US 11,875,799 B2
Method and device for fusing voiceprint features, voice recognition method and system, and storage medium
Xiaoliang Chen, Beijing (CN); Dahang Feng, Beijing (CN); Shaowei Su, Beijing (CN); and Le Chang, Beijing (CN)
Assigned to SOUNDAI TECHNOLOGY CO., LTD., Beijing (CN)
Appl. No. 17/427,464
Filed by SOUNDAI TECHNOLOGY CO., LTD., Beijing (CN)
PCT Filed Jul. 23, 2019, PCT No. PCT/CN2019/097294
§ 371(c)(1), (2) Date Jul. 30, 2021,
PCT Pub. No. WO2020/155584, PCT Pub. Date Aug. 6, 2020.
Claims priority of application No. 201910101748.3 (CN), filed on Jan. 31, 2019.
Prior Publication US 2022/0139401 A1, May 5, 2022
Int. Cl.
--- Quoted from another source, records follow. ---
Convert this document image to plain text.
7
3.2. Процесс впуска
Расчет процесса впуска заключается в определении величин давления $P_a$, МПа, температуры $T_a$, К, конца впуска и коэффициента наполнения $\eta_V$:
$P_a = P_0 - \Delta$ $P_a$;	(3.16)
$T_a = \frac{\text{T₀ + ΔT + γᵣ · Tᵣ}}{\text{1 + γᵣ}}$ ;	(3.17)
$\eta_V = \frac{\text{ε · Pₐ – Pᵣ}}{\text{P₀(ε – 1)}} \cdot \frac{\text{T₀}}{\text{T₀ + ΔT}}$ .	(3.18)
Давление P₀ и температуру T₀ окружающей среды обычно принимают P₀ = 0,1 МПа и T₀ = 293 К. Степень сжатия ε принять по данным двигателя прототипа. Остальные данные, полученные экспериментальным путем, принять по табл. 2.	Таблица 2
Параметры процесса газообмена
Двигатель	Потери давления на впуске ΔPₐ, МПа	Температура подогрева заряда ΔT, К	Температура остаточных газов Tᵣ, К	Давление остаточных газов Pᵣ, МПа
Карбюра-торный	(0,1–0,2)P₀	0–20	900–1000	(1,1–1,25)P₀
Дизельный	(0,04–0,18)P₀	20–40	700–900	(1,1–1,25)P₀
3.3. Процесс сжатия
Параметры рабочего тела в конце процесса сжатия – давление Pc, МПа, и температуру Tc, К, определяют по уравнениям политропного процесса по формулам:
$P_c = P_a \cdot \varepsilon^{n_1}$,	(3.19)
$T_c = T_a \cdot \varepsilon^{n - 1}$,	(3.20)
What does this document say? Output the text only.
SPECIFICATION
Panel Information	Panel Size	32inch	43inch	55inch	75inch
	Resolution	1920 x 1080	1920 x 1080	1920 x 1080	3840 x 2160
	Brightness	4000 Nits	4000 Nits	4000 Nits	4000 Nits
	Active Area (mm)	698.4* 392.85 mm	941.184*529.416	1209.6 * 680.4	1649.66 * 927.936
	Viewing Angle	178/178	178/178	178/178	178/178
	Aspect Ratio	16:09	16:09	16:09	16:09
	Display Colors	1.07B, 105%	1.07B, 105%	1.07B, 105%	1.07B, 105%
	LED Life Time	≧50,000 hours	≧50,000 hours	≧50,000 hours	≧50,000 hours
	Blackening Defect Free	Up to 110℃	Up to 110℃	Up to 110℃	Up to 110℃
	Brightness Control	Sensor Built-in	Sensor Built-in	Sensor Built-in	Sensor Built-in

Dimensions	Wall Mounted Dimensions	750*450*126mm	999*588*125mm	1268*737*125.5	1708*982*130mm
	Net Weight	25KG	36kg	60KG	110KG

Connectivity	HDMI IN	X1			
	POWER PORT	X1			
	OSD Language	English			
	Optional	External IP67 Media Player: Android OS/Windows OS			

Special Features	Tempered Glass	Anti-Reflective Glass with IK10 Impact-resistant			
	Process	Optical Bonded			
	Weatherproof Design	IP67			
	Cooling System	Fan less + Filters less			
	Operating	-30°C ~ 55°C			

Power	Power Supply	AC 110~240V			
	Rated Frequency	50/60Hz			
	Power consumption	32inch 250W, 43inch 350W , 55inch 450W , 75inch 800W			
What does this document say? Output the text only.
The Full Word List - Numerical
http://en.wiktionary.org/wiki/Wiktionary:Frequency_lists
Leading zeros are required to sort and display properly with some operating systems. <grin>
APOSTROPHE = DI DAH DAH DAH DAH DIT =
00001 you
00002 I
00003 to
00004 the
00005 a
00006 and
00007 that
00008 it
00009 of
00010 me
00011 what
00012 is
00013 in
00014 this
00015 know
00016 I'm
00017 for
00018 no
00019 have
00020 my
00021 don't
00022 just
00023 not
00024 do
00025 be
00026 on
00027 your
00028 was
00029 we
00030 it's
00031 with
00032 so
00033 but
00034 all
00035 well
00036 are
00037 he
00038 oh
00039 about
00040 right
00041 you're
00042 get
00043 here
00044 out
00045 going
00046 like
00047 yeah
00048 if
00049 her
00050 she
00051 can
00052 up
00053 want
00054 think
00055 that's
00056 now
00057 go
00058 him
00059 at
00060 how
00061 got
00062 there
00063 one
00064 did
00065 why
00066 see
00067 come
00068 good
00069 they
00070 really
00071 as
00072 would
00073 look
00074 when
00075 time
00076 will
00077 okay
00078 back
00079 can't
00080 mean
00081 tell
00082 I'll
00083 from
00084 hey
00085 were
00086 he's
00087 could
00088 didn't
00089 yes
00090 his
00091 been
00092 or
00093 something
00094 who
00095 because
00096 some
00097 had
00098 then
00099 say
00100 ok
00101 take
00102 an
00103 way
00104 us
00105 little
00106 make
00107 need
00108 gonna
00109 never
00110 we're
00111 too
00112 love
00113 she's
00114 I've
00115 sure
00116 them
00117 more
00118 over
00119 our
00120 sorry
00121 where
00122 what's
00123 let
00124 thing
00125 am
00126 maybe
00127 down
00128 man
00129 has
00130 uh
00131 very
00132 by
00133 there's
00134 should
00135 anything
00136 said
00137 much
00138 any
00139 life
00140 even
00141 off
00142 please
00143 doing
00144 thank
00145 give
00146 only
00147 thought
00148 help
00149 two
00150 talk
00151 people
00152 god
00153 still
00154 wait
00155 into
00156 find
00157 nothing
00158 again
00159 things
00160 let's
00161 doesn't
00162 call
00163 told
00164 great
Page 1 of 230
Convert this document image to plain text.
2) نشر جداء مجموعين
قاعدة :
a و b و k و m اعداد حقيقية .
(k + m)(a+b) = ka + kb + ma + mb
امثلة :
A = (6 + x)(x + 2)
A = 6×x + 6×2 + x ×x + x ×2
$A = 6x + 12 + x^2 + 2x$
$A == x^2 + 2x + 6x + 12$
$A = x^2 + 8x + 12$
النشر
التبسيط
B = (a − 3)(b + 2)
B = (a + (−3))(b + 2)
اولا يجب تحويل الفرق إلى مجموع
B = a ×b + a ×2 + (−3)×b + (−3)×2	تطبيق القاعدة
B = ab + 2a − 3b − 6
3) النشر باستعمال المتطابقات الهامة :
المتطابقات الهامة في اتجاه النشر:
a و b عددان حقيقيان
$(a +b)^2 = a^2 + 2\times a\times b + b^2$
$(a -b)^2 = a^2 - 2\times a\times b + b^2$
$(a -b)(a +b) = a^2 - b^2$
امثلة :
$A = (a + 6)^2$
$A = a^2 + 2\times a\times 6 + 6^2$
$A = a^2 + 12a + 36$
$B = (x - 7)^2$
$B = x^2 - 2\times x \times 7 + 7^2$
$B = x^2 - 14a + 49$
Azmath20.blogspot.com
G10L 17/06 (2013.01); G06F 17/16 (2006.01); G06N 3/04 (2023.01); G10L 17/02 (2013.01); G10L 17/18 (2013.01); G10L 25/18 (2013.01); G10L 25/24 (2013.01); G10L 25/78 (2013.01)
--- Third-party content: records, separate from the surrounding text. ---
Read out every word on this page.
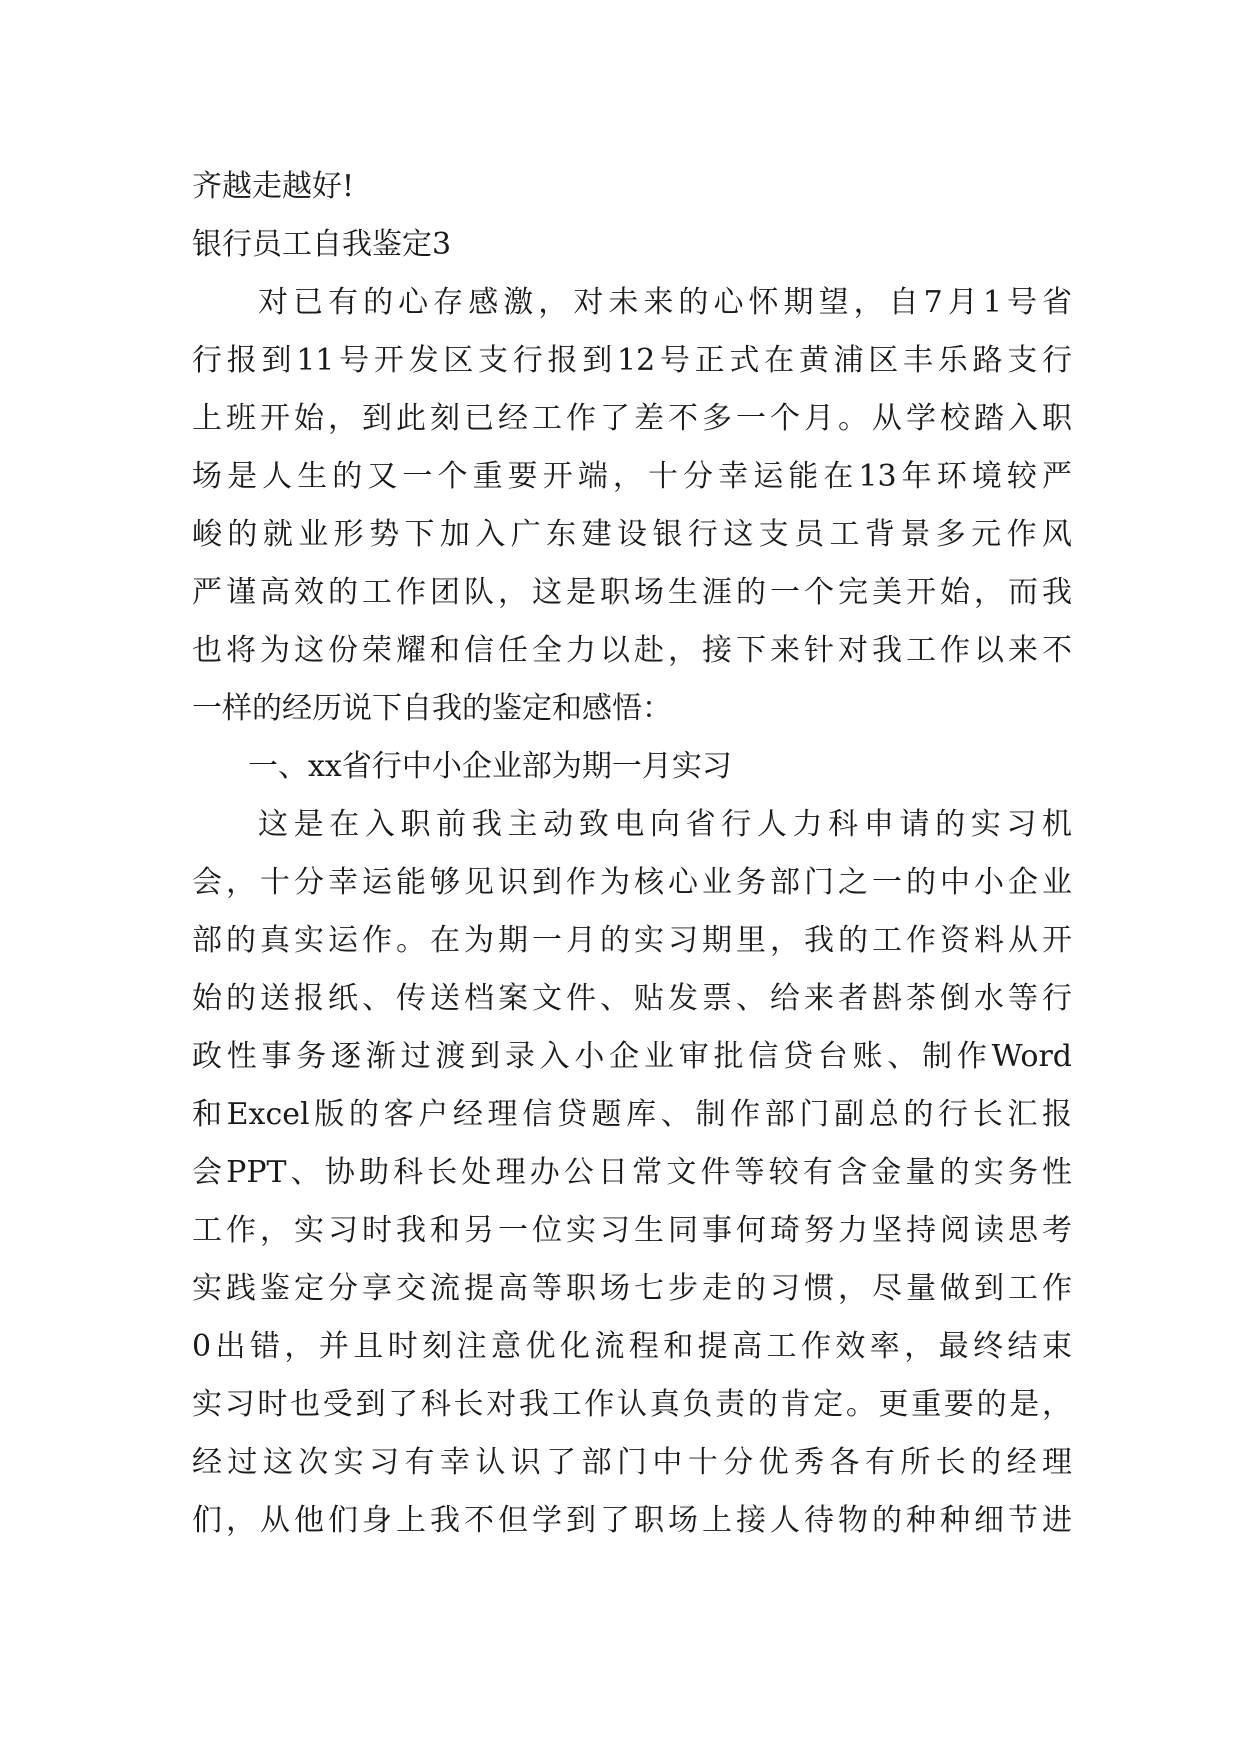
齐越走越好!
银行员工自我鉴定3
对已有的心存感激，对未来的心怀期望，自7月1号省
行报到11号开发区支行报到12号正式在黄浦区丰乐路支行
上班开始，到此刻已经工作了差不多一个月。从学校踏入职
场是人生的又一个重要开端，十分幸运能在13年环境较严
峻的就业形势下加入广东建设银行这支员工背景多元作风
严谨高效的工作团队，这是职场生涯的一个完美开始，而我
也将为这份荣耀和信任全力以赴，接下来针对我工作以来不
一样的经历说下自我的鉴定和感悟：
一、xx省行中小企业部为期一月实习
这是在入职前我主动致电向省行人力科申请的实习机
会，十分幸运能够见识到作为核心业务部门之一的中小企业
部的真实运作。在为期一月的实习期里，我的工作资料从开
始的送报纸、传送档案文件、贴发票、给来者斟茶倒水等行
政性事务逐渐过渡到录入小企业审批信贷台账、制作Word
和Excel版的客户经理信贷题库、制作部门副总的行长汇报
会PPT、协助科长处理办公日常文件等较有含金量的实务性
工作，实习时我和另一位实习生同事何琦努力坚持阅读思考
实践鉴定分享交流提高等职场七步走的习惯，尽量做到工作
0出错，并且时刻注意优化流程和提高工作效率，最终结束
实习时也受到了科长对我工作认真负责的肯定。更重要的是，
经过这次实习有幸认识了部门中十分优秀各有所长的经理
们，从他们身上我不但学到了职场上接人待物的种种细节进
CPC G10L 17/06 (2013.01) [G06F 17/16 (2013.01); G06N 3/04 (2013.01); G10L 17/02 (2013.01); G10L 17/18 (2013.01); G10L 25/18 (2013.01); G10L 25/24 (2013.01); G10L 25/78 (2013.01)] 15 Claims
OG exemplary drawing
 
1. A method for fusing voiceprint features, comprising:
acquiring at least two voiceprint features of a voice sample of a target speaker; and
fusing the at least two voiceprint features based on a linear discriminant analysis,
wherein acquiring the at least two voiceprint features of the voice sample of the target speaker comprises:
acquiring a voice spectrum feature of the voice sample of the target speaker;
extracting an i-vector voiceprint feature by using a universal background model and a total variability space matrix and using the voice spectrum feature as an input; and
extracting an x-vector voiceprint feature and a d-vector voiceprint feature by using a deep neural network, and
wherein extracting the x-vector voiceprint feature and the d-vector voiceprint feature by using the deep neural network, comprises:
adding a pooling layer to the deep neural network, calculating an average value of the pooling layer, continuing to propagate forward, and extracting an activation value of a subsequent intermediate layer as the x-vector voiceprint feature; and
extracting an activation value from a last hidden layer of the deep neural network, and then acquiring the d-vector voiceprint feature by accumulating and calculating an average value of the activation value.